Trie树(单词查找树或键树)
Trie树
Trie树,又称单词查找树或键树,是一种树形结构,是一种哈希树的变种。典型应用是用于统计和排序大量的字符串(但不仅限于字符串),所以经常被搜索引擎系统用于文本词频统计。它的优点是:最大限度地减少无谓的字符串比较,查询效率比哈希表高。
Trie是一颗存储多个字符串的树。相邻节点间的边代表一个字符,这样树的每条分支代表一则子串,而树的叶节点则代表完整的字符串。和普通树 不同的地方是,相同的字符串前缀共享同一条分支。还是例子最清楚。给出一组单词,inn, int, at, age, adv, ant, 我们可以得到下面的Trie:
tire树的查找时间复杂度为O(n)
实现代码(借鉴了某位博主的代码):
#include <iostream>
using namespace std;
const int branch = 26; //定义分支
typedef struct Trie_Node{
bool isStr; //判断此处是否构成一个串
struct Trie_Node *next[branch]; //指向各个指数的指针
Trie_Node(): isStr(false)
{
memset(next, NULL, sizeof(next)); //对各个分支初始化
}
}*pTrie_Node;
class Trie{
private:
pTrie_Node root; //根
public:
Trie();
void insert(const char *word);
bool search(char *word);
void destory(pTrie_Node root);
};
Trie::Trie()
{
this->root = new Trie_Node();
}
//插入结点
void Trie::insert(const char *word)
{
pTrie_Node loc = this->root;
while(*word)
{
if(loc->next[*word - 'a'] == NULL) //不存在则建立
{
pTrie_Node tmp = new Trie_Node();
loc->next[*word - 'a'] = tmp;
}
loc = loc->next[*word - 'a'];
word++;
}
loc->isStr = true; //标识此处有个字符串
}
bool Trie::search(char *word)
{
pTrie_Node loc = this->root;
while(*word && loc)
{
loc = loc->next[*word - 'a'];
word++;
}
return (loc != NULL && loc->isStr);
}
void Trie::destory(pTrie_Node cur)
{
for(int i = 0; i < branch; i++)
if(cur->next[i] != NULL)
destory(cur->next[i]);
delete cur;
}
int main()
{
Trie t;
t.insert("a");
t.insert("abc");
if(t.search("abcd"))
cout<<"存在"<<endl;
return 0;
}
下面是tire树的题目:
http://acm.hdu.edu.cn/showproblem.php?pid=1251
统计难题
Time Limit: 4000/2000 MS (Java/Others) Memory Limit: 131070/65535 K (Java/Others)

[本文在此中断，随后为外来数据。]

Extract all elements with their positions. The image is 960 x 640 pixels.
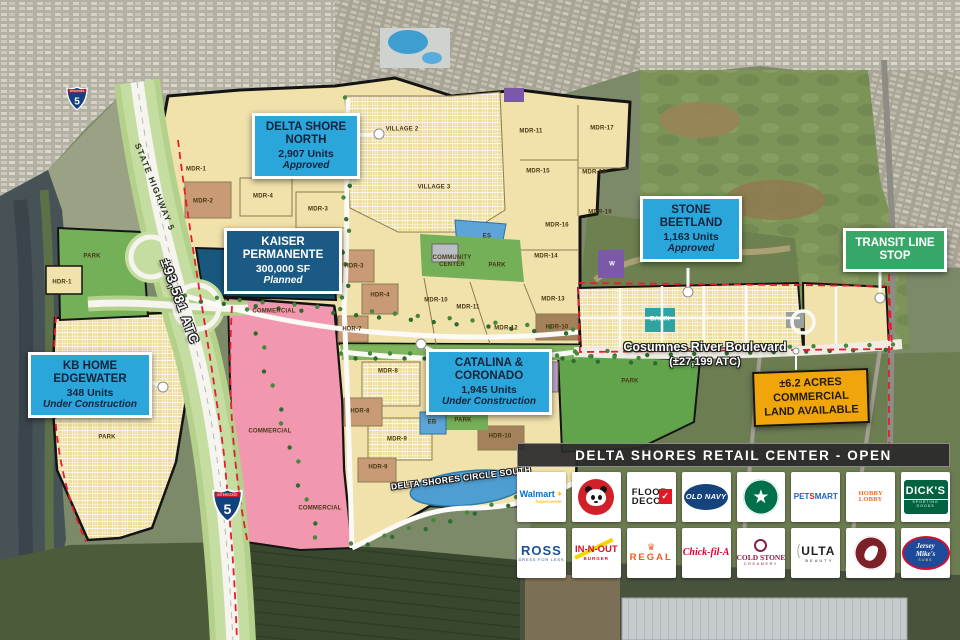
retail-logo-chick-fil-a: Chick-fil-A (682, 528, 731, 578)
callout-title: KB HOME EDGEWATER (35, 360, 145, 386)
callout-transit-line-stop: TRANSIT LINE STOP (843, 228, 947, 272)
callout-status: Approved (259, 160, 353, 171)
callout-units: 1,163 Units (647, 231, 735, 243)
callout-stone-beetland: STONE BEETLAND 1,163 Units Approved (640, 196, 742, 262)
callout-status: Under Construction (433, 396, 545, 407)
retail-logo-ross: ROSSDRESS FOR LESS (517, 528, 566, 578)
retail-logo-ulta: (ULTABEAUTY (791, 528, 840, 578)
svg-text:5: 5 (74, 96, 80, 107)
retail-logo-grid: Walmart✶SupercenterFLOORDECOR✓OLD NAVY★P… (517, 472, 950, 578)
retail-logo-jersey-mikes: JerseyMike'sSUBS (901, 528, 950, 578)
callout-kaiser-permanente: KAISER PERMANENTE 300,000 SF Planned (224, 228, 342, 294)
retail-logo-old-navy: OLD NAVY (682, 472, 731, 522)
retail-logo-cold-stone: COLD STONECREAMERY (737, 528, 786, 578)
retail-center-header: DELTA SHORES RETAIL CENTER - OPEN (517, 443, 950, 467)
retail-logo-in-n-out: IN-N-OUTBURGER (572, 528, 621, 578)
callout-title: STONE BEETLAND (647, 204, 735, 230)
callout-commercial-land-available: ±6.2 ACRES COMMERCIAL LAND AVAILABLE (752, 368, 870, 427)
delta-shores-site-map: PARKHDR-1MDR-1MDR-2MDR-4MDR-3VILLAGE 2VI… (0, 0, 960, 640)
callout-title: ±6.2 ACRES COMMERCIAL LAND AVAILABLE (758, 375, 863, 420)
callout-kb-home-edgewater: KB HOME EDGEWATER 348 Units Under Constr… (28, 352, 152, 418)
svg-text:5: 5 (224, 502, 232, 518)
retail-center-panel: DELTA SHORES RETAIL CENTER - OPEN Walmar… (517, 443, 950, 578)
callout-status: Approved (647, 243, 735, 254)
retail-logo-starbucks: ★ (737, 472, 786, 522)
interstate-5-shield-icon: INTERSTATE 5 (212, 488, 243, 523)
retail-logo-chipotle (846, 528, 895, 578)
svg-text:INTERSTATE: INTERSTATE (70, 90, 85, 93)
callout-units: 348 Units (35, 387, 145, 399)
callout-status: Under Construction (35, 399, 145, 410)
callout-title: DELTA SHORE NORTH (259, 121, 353, 147)
callout-title: CATALINA & CORONADO (433, 357, 545, 383)
callout-units: 1,945 Units (433, 384, 545, 396)
callout-status: Planned (231, 275, 335, 286)
callout-title: KAISER PERMANENTE (231, 236, 335, 262)
retail-logo-panda-express (572, 472, 621, 522)
callout-size: 300,000 SF (231, 263, 335, 275)
retail-logo-hobby-lobby: HOBBY LOBBY (846, 472, 895, 522)
retail-logo-petsmart: PETSMART (791, 472, 840, 522)
retail-logo-regal: ♛REGAL (627, 528, 676, 578)
retail-logo-walmart: Walmart✶Supercenter (517, 472, 566, 522)
retail-logo-dicks-sporting-goods: DICK'SSPORTING GOODS (901, 472, 950, 522)
svg-text:INTERSTATE: INTERSTATE (217, 493, 238, 497)
interstate-5-shield-icon: INTERSTATE 5 (66, 86, 88, 111)
callout-delta-shore-north: DELTA SHORE NORTH 2,907 Units Approved (252, 113, 360, 179)
retail-logo-floor-and-decor: FLOORDECOR✓ (627, 472, 676, 522)
callout-title: TRANSIT LINE STOP (850, 237, 940, 263)
callout-catalina-coronado: CATALINA & CORONADO 1,945 Units Under Co… (426, 349, 552, 415)
callout-units: 2,907 Units (259, 148, 353, 160)
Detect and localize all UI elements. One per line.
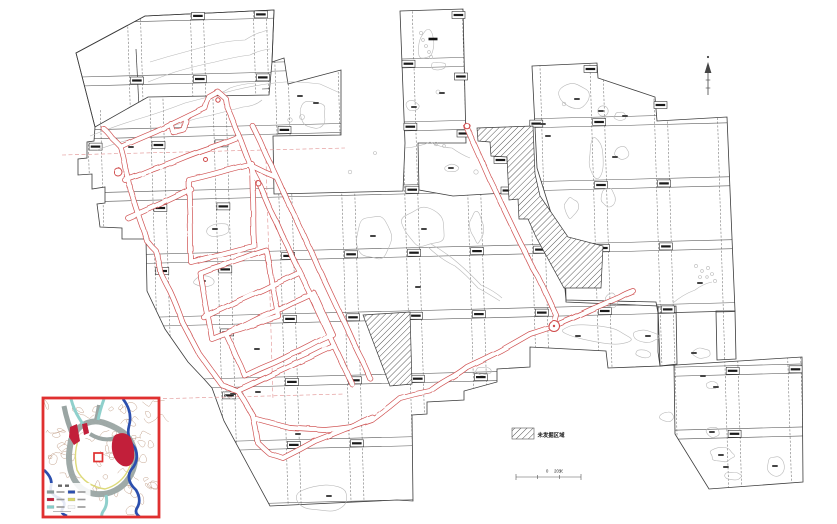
svg-text:未发掘区域: 未发掘区域	[538, 431, 566, 439]
svg-text:0 20米: 0 20米	[546, 468, 564, 475]
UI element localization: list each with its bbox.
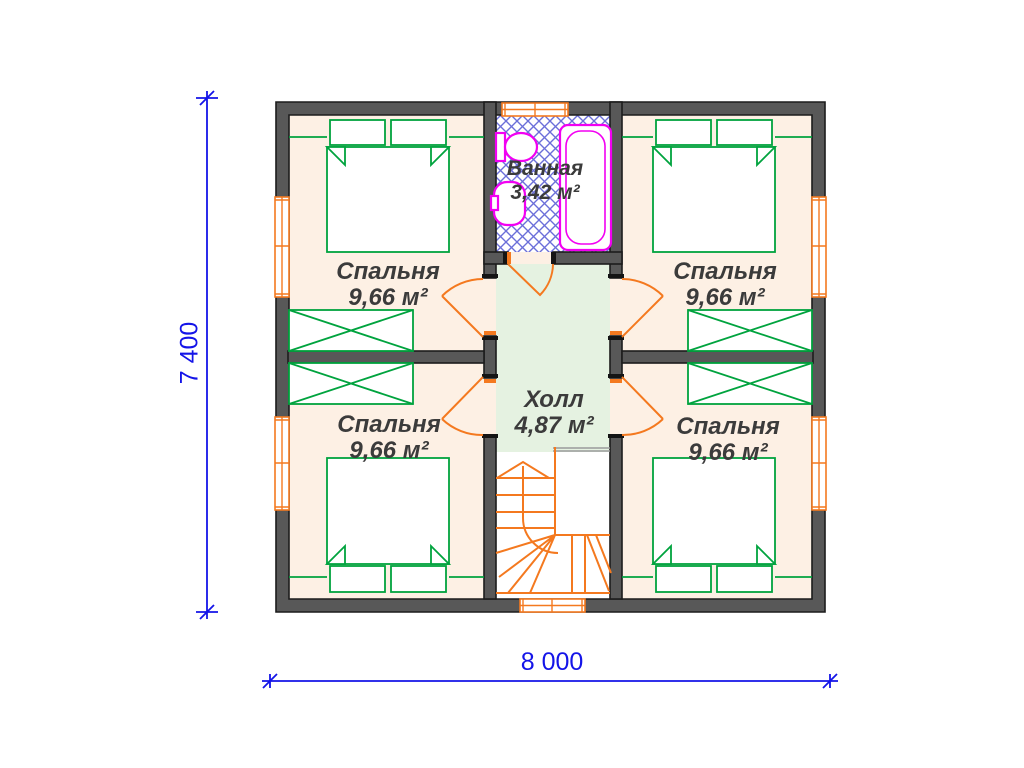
window-icon-left-bottom bbox=[275, 417, 289, 510]
room-area: 9,66 м² bbox=[673, 285, 776, 311]
room-area: 9,66 м² bbox=[336, 285, 439, 311]
wardrobe-icon-bottom-right bbox=[688, 363, 812, 404]
wardrobe-icon-bottom-left bbox=[289, 363, 413, 404]
stairwell-floor bbox=[496, 452, 610, 599]
room-area: 9,66 м² bbox=[337, 438, 440, 464]
window-icon-bottom bbox=[520, 599, 585, 612]
room-name: Спальня bbox=[337, 412, 440, 438]
room-label-bedroom-top-right: Спальня 9,66 м² bbox=[673, 259, 776, 312]
room-name: Спальня bbox=[336, 259, 439, 285]
room-name: Спальня bbox=[676, 414, 779, 440]
floor-plan-drawing bbox=[0, 0, 1024, 768]
room-label-bedroom-top-left: Спальня 9,66 м² bbox=[336, 259, 439, 312]
window-icon-left-top bbox=[275, 197, 289, 297]
window-icon-right-bottom bbox=[812, 417, 826, 510]
floor-plan-canvas: Спальня 9,66 м² Спальня 9,66 м² Спальня … bbox=[0, 0, 1024, 768]
wardrobe-icon-top-right bbox=[688, 310, 812, 351]
room-label-bathroom: Ванная 3,42 м² bbox=[507, 157, 583, 205]
room-name: Ванная bbox=[507, 157, 583, 181]
room-area: 4,87 м² bbox=[514, 413, 593, 439]
room-area: 9,66 м² bbox=[676, 440, 779, 466]
window-icon-right-top bbox=[812, 197, 826, 297]
room-label-hall: Холл 4,87 м² bbox=[514, 387, 593, 440]
room-name: Спальня bbox=[673, 259, 776, 285]
dimension-height-label: 7 400 bbox=[176, 322, 205, 385]
room-label-bedroom-bottom-right: Спальня 9,66 м² bbox=[676, 414, 779, 467]
wardrobe-icon-top-left bbox=[289, 310, 413, 351]
room-name: Холл bbox=[514, 387, 593, 413]
dimension-width-label: 8 000 bbox=[521, 648, 584, 677]
room-area: 3,42 м² bbox=[507, 181, 583, 205]
window-icon-top bbox=[502, 103, 568, 116]
room-label-bedroom-bottom-left: Спальня 9,66 м² bbox=[337, 412, 440, 465]
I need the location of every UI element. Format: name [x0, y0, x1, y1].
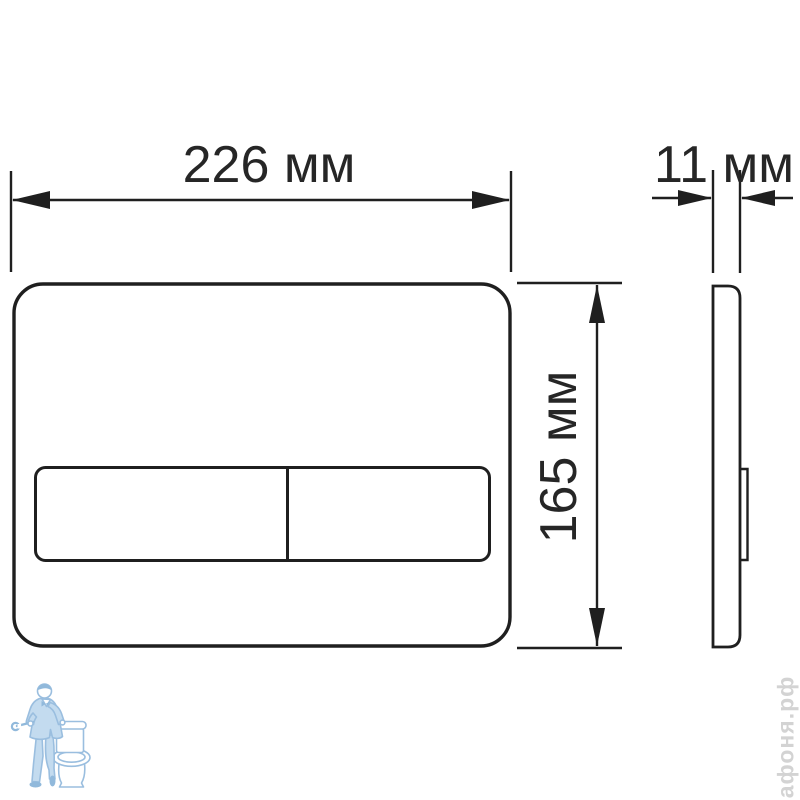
height-arrow-bottom: [589, 608, 605, 646]
plumber-hand-right: [60, 720, 65, 725]
height-dimension-label: 165 мм: [533, 371, 585, 544]
width-dimension-label: 226 мм: [183, 139, 356, 191]
plumber-illustration: [12, 684, 65, 788]
plate-outline: [14, 284, 510, 646]
plumber-leg-crossed: [45, 735, 55, 779]
side-view: [713, 286, 748, 647]
side-profile: [713, 286, 740, 647]
watermark-site-label: афоня.рф: [773, 676, 800, 799]
technical-drawing: 226 мм 11 мм 165 мм афоня.рф: [0, 0, 800, 800]
drawing-svg: [0, 0, 800, 800]
wrench-jaw-gap: [18, 724, 22, 729]
buttons-outline: [36, 468, 490, 561]
watermark-logo: [12, 684, 90, 788]
plumber-shoe-right: [50, 776, 56, 787]
depth-dimension-label: 11 мм: [654, 139, 794, 191]
plumber-hand-left: [28, 721, 33, 726]
width-arrow-right: [472, 191, 510, 209]
plumber-shoe-left: [30, 782, 42, 788]
front-view: [14, 284, 510, 646]
height-arrow-top: [589, 285, 605, 323]
width-arrow-left: [12, 191, 50, 209]
plumber-leg-standing: [32, 735, 43, 782]
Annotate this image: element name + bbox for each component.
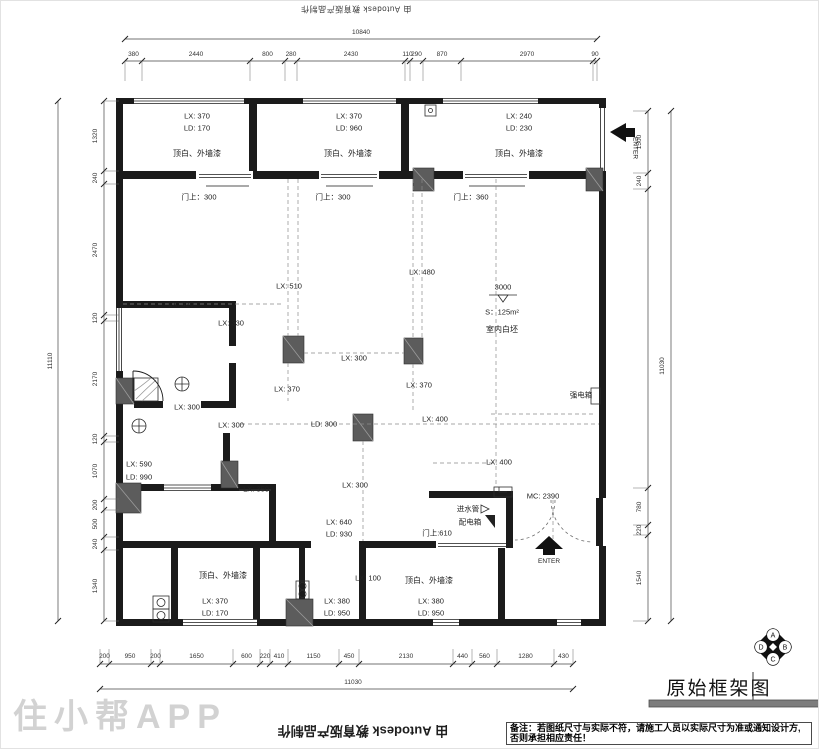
logo-letter-c: C bbox=[770, 657, 775, 664]
note-text: 备注：若图纸尺寸与实际不符，请施工人员以实际尺寸为准或通知设计方,否则承担相应责… bbox=[510, 724, 808, 744]
strong-electric-box-icon bbox=[591, 388, 600, 404]
floor-drain-icon bbox=[175, 377, 189, 391]
autodesk-watermark-bottom: 由 Autodesk 教育版产品制作 bbox=[278, 723, 448, 742]
logo-letter-b: B bbox=[783, 645, 788, 652]
dashed-grid-group bbox=[123, 179, 599, 541]
drawing-title: 原始框架图 bbox=[666, 674, 771, 701]
autodesk-watermark-top: 由 Autodesk 教育版产品制作 bbox=[301, 4, 412, 15]
floor-drain-icon bbox=[132, 419, 146, 433]
water-inlet-icon bbox=[481, 505, 489, 513]
distribution-mark-icon bbox=[485, 515, 495, 528]
title-underline-bar bbox=[649, 700, 819, 707]
flue-icon bbox=[425, 105, 436, 116]
logo-letter-a: A bbox=[771, 633, 776, 640]
logo-letter-d: D bbox=[758, 645, 763, 652]
pipe-shaft-icon bbox=[153, 596, 169, 622]
note-box: 备注：若图纸尺寸与实际不符，请施工人员以实际尺寸为准或通知设计方,否则承担相应责… bbox=[506, 722, 812, 745]
app-watermark: 住小帮APP bbox=[13, 689, 227, 738]
company-logo: A B C D bbox=[754, 628, 792, 666]
enter-arrow-up-icon bbox=[535, 536, 563, 555]
floor-plan-sheet: A B C D LX: 370LD: 170顶白、外墙漆门上：300LX: 37… bbox=[0, 0, 819, 749]
elevation-marker bbox=[489, 295, 517, 302]
enter-arrow-left-icon bbox=[610, 123, 635, 142]
floorplan-canvas: A B C D bbox=[1, 1, 819, 749]
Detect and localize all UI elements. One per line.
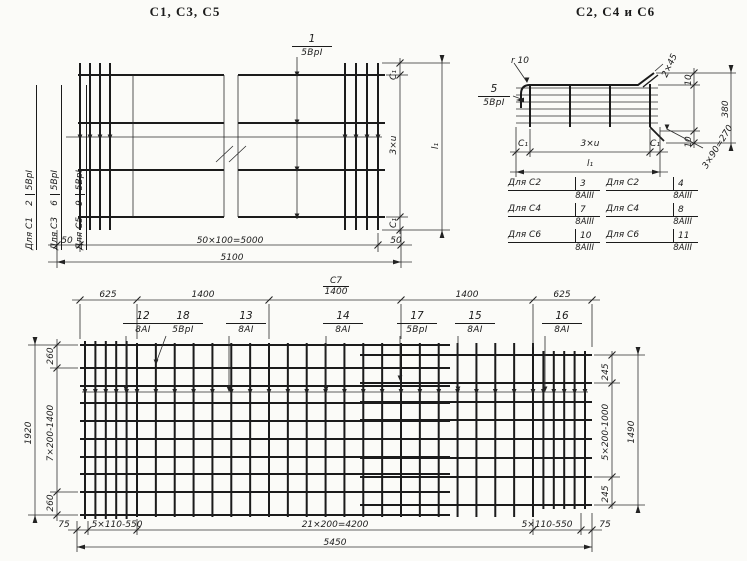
row-for: Для С2 xyxy=(606,177,674,190)
wire-label-15: 15 8АI xyxy=(455,311,495,335)
wire-class: 8АI xyxy=(323,324,363,335)
mesh-title-left: С1, С3, С5 xyxy=(130,4,240,20)
wire-label-5: 5 5ВрI xyxy=(478,84,510,108)
dim-75-left: 75 xyxy=(53,520,75,530)
dim-5x110-left: 5×110-550 xyxy=(88,520,146,530)
wire-label-17: 17 5ВрI xyxy=(397,311,437,335)
dim-c1-left: С₁ xyxy=(512,139,534,149)
spec-table-right: Для С24 8АIII Для С48 8АIII Для С611 8АI… xyxy=(606,177,698,255)
wire-number: 15 xyxy=(455,311,495,324)
dim-260-top: 260 xyxy=(46,342,56,370)
mesh-mark-c7: С7 1400 xyxy=(317,276,355,297)
row-for: Для С6 xyxy=(508,229,576,242)
dim-21x200: 21×200=4200 xyxy=(286,520,384,530)
dim-l1: l₁ xyxy=(575,159,605,169)
row-num: 8 xyxy=(674,204,698,216)
dim-c1-bot: С₁ xyxy=(389,214,399,232)
row-num: 6 xyxy=(50,194,60,211)
wire-label-13: 13 8АI xyxy=(226,311,266,335)
wire-number: 16 xyxy=(542,311,582,324)
row-num: 11 xyxy=(674,230,698,242)
table-row: Для С47 8АIII xyxy=(508,203,600,227)
mesh-c1c3c5-lines xyxy=(28,55,736,552)
dim-245-top: 245 xyxy=(601,358,611,386)
dim-75-right: 75 xyxy=(594,520,616,530)
wire-class: 8АI xyxy=(455,324,495,335)
row-num: 4 xyxy=(674,178,698,190)
row-class: 8АIII xyxy=(508,217,600,227)
dim-1490: 1490 xyxy=(627,407,637,457)
drawing-sheet: С1, С3, С5 С2, С4 и С6 1 5ВрI Для С1 2 5… xyxy=(0,0,747,561)
row-class: 8АIII xyxy=(508,191,600,201)
wire-label-12: 12 8АI xyxy=(123,311,163,335)
row-class: 5ВрI xyxy=(25,166,35,194)
wire-number: 13 xyxy=(226,311,266,324)
row-class: 8АIII xyxy=(508,243,600,253)
row-for: Для С6 xyxy=(606,229,674,242)
wire-number: 14 xyxy=(323,311,363,324)
row-for: Для С4 xyxy=(508,203,576,216)
row-class: 8АIII xyxy=(606,191,698,201)
table-row: Для С24 8АIII xyxy=(606,177,698,201)
row-num: 9 xyxy=(75,194,85,211)
dim-5450: 5450 xyxy=(310,538,360,548)
wire-number: 5 xyxy=(478,84,510,97)
wire-label-14: 14 8АI xyxy=(323,311,363,335)
wire-label-1: 1 5ВрI xyxy=(292,34,332,58)
wire-number: 17 xyxy=(397,311,437,324)
dim-3xu: 3×u xyxy=(568,139,612,149)
dim-7x200: 7×200-1400 xyxy=(46,392,56,474)
wire-label-16: 16 8АI xyxy=(542,311,582,335)
dim-10-bot: 10 xyxy=(684,132,694,152)
row-for: Для С1 xyxy=(25,211,35,250)
dim-625-left: 625 xyxy=(94,290,122,300)
dim-5x200: 5×200-1000 xyxy=(601,389,611,475)
dim-1400-c: 1400 xyxy=(449,290,485,300)
wire-class: 8АI xyxy=(123,324,163,335)
dim-c1-right: С₁ xyxy=(644,139,666,149)
dim-50x100: 50×100=5000 xyxy=(168,236,292,246)
wire-class: 5ВрI xyxy=(292,47,332,58)
wire-label-18: 18 5ВрI xyxy=(163,311,203,335)
wire-class: 8АI xyxy=(542,324,582,335)
row-class: 8АIII xyxy=(606,243,698,253)
mesh-title-right: С2, С4 и С6 xyxy=(558,4,673,20)
table-row: Для С611 8АIII xyxy=(606,229,698,253)
row-num: 7 xyxy=(576,204,600,216)
wire-number: 18 xyxy=(163,311,203,324)
row-class: 8АIII xyxy=(606,217,698,227)
radius-label: r 10 xyxy=(505,56,535,66)
row-class: 5ВрI xyxy=(50,166,60,194)
dim-260-bot: 260 xyxy=(46,489,56,517)
dim-1400-a: 1400 xyxy=(185,290,221,300)
row-class: 5ВрI xyxy=(75,166,85,194)
dim-3xu: 3×u xyxy=(389,127,399,163)
wire-number: 1 xyxy=(292,34,332,47)
wire-class: 5ВрI xyxy=(163,324,203,335)
table-row: Для С610 8АIII xyxy=(508,229,600,253)
dim-1400-b: 1400 xyxy=(317,287,355,297)
row-label-c3: Для С3 6 5ВрI xyxy=(50,85,62,250)
wire-class: 5ВрI xyxy=(478,97,510,108)
table-row: Для С23 8АIII xyxy=(508,177,600,201)
wire-number: 12 xyxy=(123,311,163,324)
dim-5x110-right: 5×110-550 xyxy=(518,520,576,530)
spec-table-left: Для С23 8АIII Для С47 8АIII Для С610 8АI… xyxy=(508,177,600,255)
row-num: 3 xyxy=(576,178,600,190)
dim-245-bot: 245 xyxy=(601,480,611,508)
dim-10-top: 10 xyxy=(684,70,694,90)
table-row: Для С48 8АIII xyxy=(606,203,698,227)
wire-class: 8АI xyxy=(226,324,266,335)
dim-50-left: 50 xyxy=(57,236,77,246)
dim-l1: l₁ xyxy=(431,135,441,157)
row-num: 10 xyxy=(576,230,600,242)
dim-5100: 5100 xyxy=(207,253,257,263)
dim-c1-top: С₁ xyxy=(389,66,399,84)
mark-text: С7 xyxy=(323,276,349,287)
dim-625-right: 625 xyxy=(548,290,576,300)
linework-canvas xyxy=(0,0,747,561)
row-for: Для С2 xyxy=(508,177,576,190)
dim-50-right: 50 xyxy=(384,236,408,246)
dim-1920: 1920 xyxy=(24,408,34,458)
wire-class: 5ВрI xyxy=(397,324,437,335)
row-for: Для С4 xyxy=(606,203,674,216)
row-num: 2 xyxy=(25,194,35,211)
row-label-c5: Для С5 9 5ВрI xyxy=(75,85,87,250)
row-label-c1: Для С1 2 5ВрI xyxy=(25,85,37,250)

Total Submission(s): 7502 Accepted Submission(s): 2902
Problem Description
Ignatius最近遇到一个难题,老师交给他很多单词(只有小写字母组成,不会有重复的单词出现),现在老师要他统计出以某个字符串为前缀的单词数量(单词本身也是自己的前缀).
Input
输入数据的第一部分是一张单词表,每行一个单词,单词的长度不超过10,它们代表的是老师交给Ignatius统计的单词,一个空行代表单词表的结束.第二部分是一连串的提问,每行一个提问,每个提问都是一个字符串.
注意:本题只有一组测试数据,处理到文件结束.
Output
对于每个提问,给出以该字符串为前缀的单词的数量.
Sample Input
banana
band
bee
absolute
acm
ba
b
band
abc
Sample Output
2
3
1
0
AC代码:
#include <iostream>
using namespace std;
const int branch = 26;
typedef struct trie_Node{
bool isStr;
struct trie_Node *next[branch];
trie_Node():isStr(false)
{
memset(next, NULL, sizeof(next));
}
}*pTrie_Node;
class Trie{
private:
pTrie_Node root;
public:
Trie()
{
root = new trie_Node();
}
void insert(const char *word);
int search(const char *prefix);
void find(pTrie_Node cur, int &cnt);
};
void Trie::insert(const char *word)
{
pTrie_Node loc = root;
while(*word)
{
if(loc->next[*word - 'a'] == NULL)
{
pTrie_Node tmp = new trie_Node();
loc->next[*word - 'a'] = tmp;
}
loc = loc->next[*word - 'a'];
word++;
}
loc->isStr = true;
}
int Trie::search(const char *prefix)
{
pTrie_Node loc = root;
int cnt = 0;
while(*prefix && loc)
{
loc = loc->next[*prefix - 'a'];
prefix++;
}
if(loc != NULL)
find(loc, cnt);
return cnt;
}
void Trie::find(pTrie_Node cur, int &cnt)
{
if(cur->isStr)
cnt++;
for(int i = 0; i < branch; i++)
{
if(cur->next[i] != NULL)
find(cur->next[i], cnt);
}
}
int main()
{
char str[15];
Trie t;
while(cin.getline(str, 11))
{
if(str[0] == '\0')
break;
t.insert(str);
}
while(cin>>str)
{
cout<<t.search(str)<<endl;
}
return 0;
}
http://acm.hdu.edu.cn/showproblem.php?pid=2222
Keywords Search
Time Limit: 2000/1000 MS (Java/Others) Memory Limit: 65536/32768 K (Java/Others)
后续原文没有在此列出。